The other problem is that if I just removed the broken jack, my laptop would never use the speakers again, because it would think that tip signal and tip disconnect were no longer shorted, and ring signal and ring disconnect were no longer shorted. Electrically, removing the part is the same as always leaving a 3.5mm jack plugged in. I'd have to permanently short those contacts on the board to simulate a never-in-use jack, and I didn't know the pinout for the 7-pin device in my hand unless I wanted to disassemble it with forceps.
So yeah, screw the 3.5mm TRRS port. Give me a universal standard. And let's not just specify the mechanical properties of the plugs, but also the allowable locations and spacing of the pins for compliant through-hole, cable-connected, and surface-mount devices!

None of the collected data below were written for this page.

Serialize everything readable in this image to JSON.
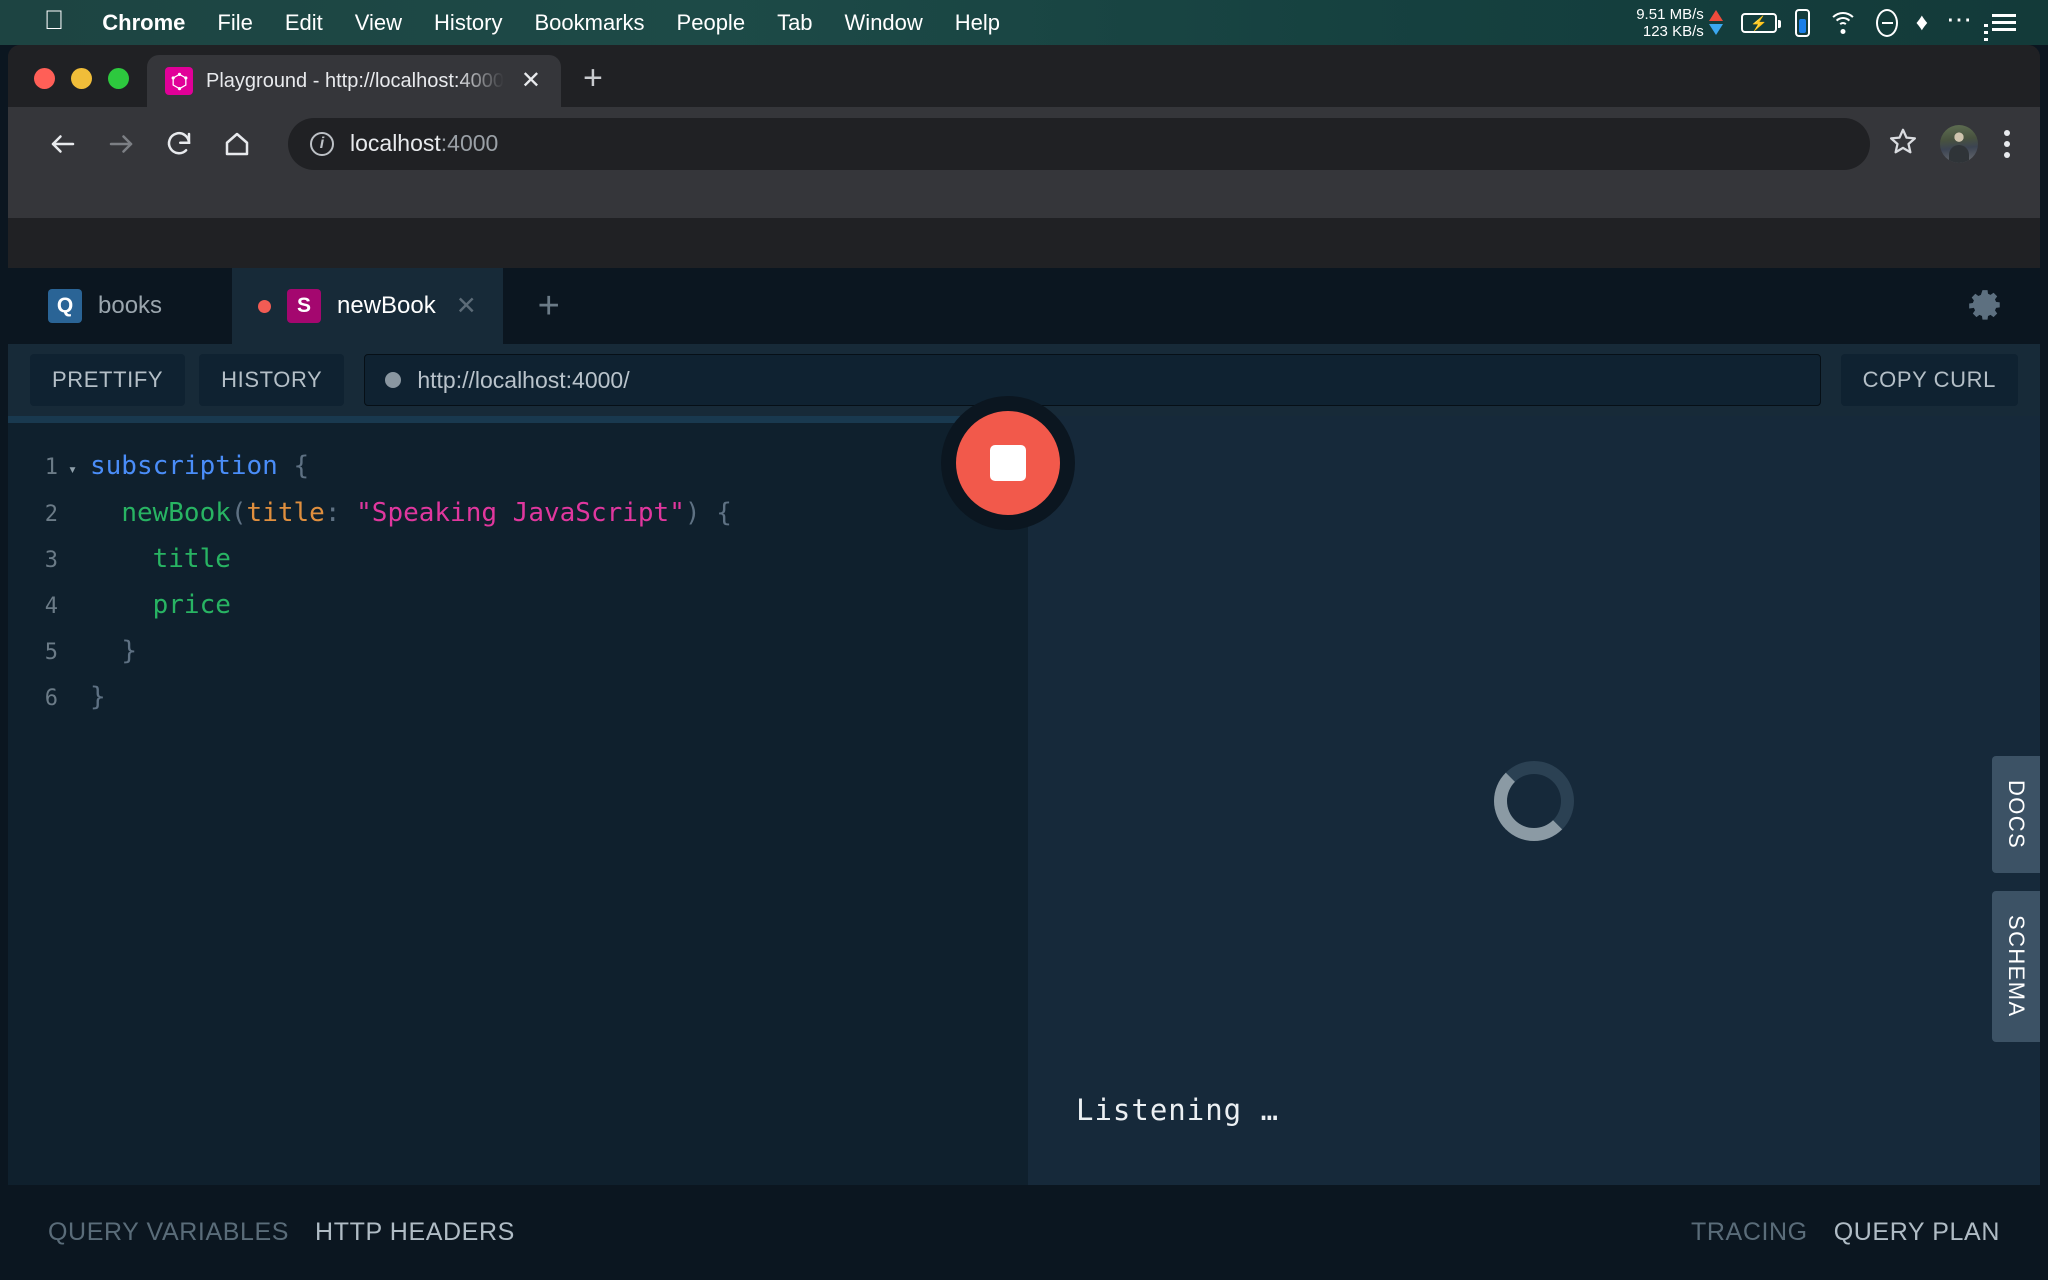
{
  "menubar": {
    "apple_icon": "apple-logo",
    "items": [
      {
        "label": "Chrome",
        "bold": true
      },
      {
        "label": "File",
        "bold": false
      },
      {
        "label": "Edit",
        "bold": false
      },
      {
        "label": "View",
        "bold": false
      },
      {
        "label": "History",
        "bold": false
      },
      {
        "label": "Bookmarks",
        "bold": false
      },
      {
        "label": "People",
        "bold": false
      },
      {
        "label": "Tab",
        "bold": false
      },
      {
        "label": "Window",
        "bold": false
      },
      {
        "label": "Help",
        "bold": false
      }
    ],
    "network": {
      "upload": "9.51 MB/s",
      "download": "123 KB/s",
      "upload_color": "#ee4b3c",
      "download_color": "#3ba7f0"
    },
    "status_icons": [
      "battery-charging-icon",
      "phone-battery-icon",
      "wifi-icon",
      "do-not-disturb-icon",
      "leaf-icon",
      "overflow-dots-icon",
      "control-center-icon"
    ],
    "background_color": "#1d4442"
  },
  "browser": {
    "traffic_lights": [
      "close",
      "minimize",
      "zoom"
    ],
    "tab": {
      "favicon": "graphql-logo-icon",
      "favicon_color": "#e10098",
      "title": "Playground - http://localhost:4000",
      "close_label": "✕"
    },
    "new_tab_label": "+",
    "nav": {
      "back_icon": "back-arrow-icon",
      "forward_icon": "forward-arrow-icon",
      "reload_icon": "reload-icon",
      "home_icon": "home-icon"
    },
    "omnibox": {
      "info_icon": "site-info-icon",
      "host": "localhost",
      "port": ":4000",
      "full_url": "localhost:4000"
    },
    "bookmark_icon": "star-icon",
    "avatar_icon": "profile-avatar",
    "menu_icon": "three-dot-menu-icon"
  },
  "playground": {
    "tabs": [
      {
        "badge": "Q",
        "badge_kind": "query",
        "badge_color": "#2a6496",
        "label": "books",
        "active": false,
        "has_dot": false,
        "closable": false
      },
      {
        "badge": "S",
        "badge_kind": "subscription",
        "badge_color": "#a4076f",
        "label": "newBook",
        "active": true,
        "has_dot": true,
        "dot_color": "#f25c54",
        "closable": true,
        "close_label": "✕"
      }
    ],
    "add_tab_label": "+",
    "settings_icon": "gear-icon",
    "toolbar": {
      "prettify_label": "PRETTIFY",
      "history_label": "HISTORY",
      "endpoint_url": "http://localhost:4000/",
      "copy_curl_label": "COPY CURL"
    },
    "editor": {
      "lines": [
        {
          "num": "1",
          "fold": "▾",
          "tokens": [
            {
              "t": "subscription",
              "c": "kw"
            },
            {
              "t": " ",
              "c": "punc"
            },
            {
              "t": "{",
              "c": "punc"
            }
          ]
        },
        {
          "num": "2",
          "fold": "",
          "tokens": [
            {
              "t": "  ",
              "c": "punc"
            },
            {
              "t": "newBook",
              "c": "field"
            },
            {
              "t": "(",
              "c": "punc"
            },
            {
              "t": "title",
              "c": "arg"
            },
            {
              "t": ":",
              "c": "punc"
            },
            {
              "t": " ",
              "c": "punc"
            },
            {
              "t": "\"Speaking JavaScript\"",
              "c": "str"
            },
            {
              "t": ")",
              "c": "punc"
            },
            {
              "t": " ",
              "c": "punc"
            },
            {
              "t": "{",
              "c": "punc"
            }
          ]
        },
        {
          "num": "3",
          "fold": "",
          "tokens": [
            {
              "t": "    ",
              "c": "punc"
            },
            {
              "t": "title",
              "c": "field"
            }
          ]
        },
        {
          "num": "4",
          "fold": "",
          "tokens": [
            {
              "t": "    ",
              "c": "punc"
            },
            {
              "t": "price",
              "c": "field"
            }
          ]
        },
        {
          "num": "5",
          "fold": "",
          "tokens": [
            {
              "t": "  ",
              "c": "punc"
            },
            {
              "t": "}",
              "c": "punc"
            }
          ]
        },
        {
          "num": "6",
          "fold": "",
          "tokens": [
            {
              "t": "}",
              "c": "punc"
            }
          ]
        }
      ],
      "plain_text": "subscription {\n  newBook(title: \"Speaking JavaScript\") {\n    title\n    price\n  }\n}"
    },
    "execute_button": {
      "icon": "stop-square-icon",
      "state": "running",
      "color": "#f2594b"
    },
    "result": {
      "spinner_icon": "loading-spinner-icon",
      "status_text": "Listening …"
    },
    "side_tabs": [
      {
        "label": "DOCS"
      },
      {
        "label": "SCHEMA"
      }
    ],
    "bottom": {
      "left_tabs": [
        {
          "label": "QUERY VARIABLES",
          "active": false
        },
        {
          "label": "HTTP HEADERS",
          "active": true
        }
      ],
      "right_tabs": [
        {
          "label": "TRACING",
          "active": false
        },
        {
          "label": "QUERY PLAN",
          "active": true
        }
      ]
    }
  }
}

OTOH, you can't argue with their business model! Decades-old standards are meant to be deprecated, especially at the expense of the consumer. /s
Yes it will make the $3 headphones more expensive but considering I would never buy such headphones I don't have a problem with that. Anyway there will no doubt be $2 USB-C to 3.5mm converters available for people who want to use old headphones.
The nice thing with 3.5mm though is it "just works". I worry that with a complicated interface such as USB we will end up with incompatible headsets even worse than we do today with 3.5mm TRRS.
And the more ring conductors you want to add, the longer the lever can become.
I have been really happy with all my devices that have standardized on USB for charging. In contrast, Apple's proprietary 30-pin and Lightning (and MagSafe, while I'm at it) just make me think they're being colossal dicks, doing whatever TF they want, rather than meaningfully contributing to a standards consortium and licensing their patents to it.
Never mind that magnetic power connectors had already been invented, and that Apple's patent is essentially another "this already existing thing except on a computer" patent.
You know, we could remove that huge screen using that same rationale. No more lugging around that huge 6" bulky old thing! Now your phone is as small as a chicklet!
For the vast majority of people, the headphone jack with built-in DAC and existing headphones are very sufficient. The forced push of new tech which doesn't improve anything other than hw manufacturers' profits is just maddening.
That's my main concern with using USB for everything. Imagine a headphone virus that attacks your iPhone when it's plugged in via USB. Imagine a charging station that slurps all your data. (Hence the USB "condom", I guess.) We've discussed this all before.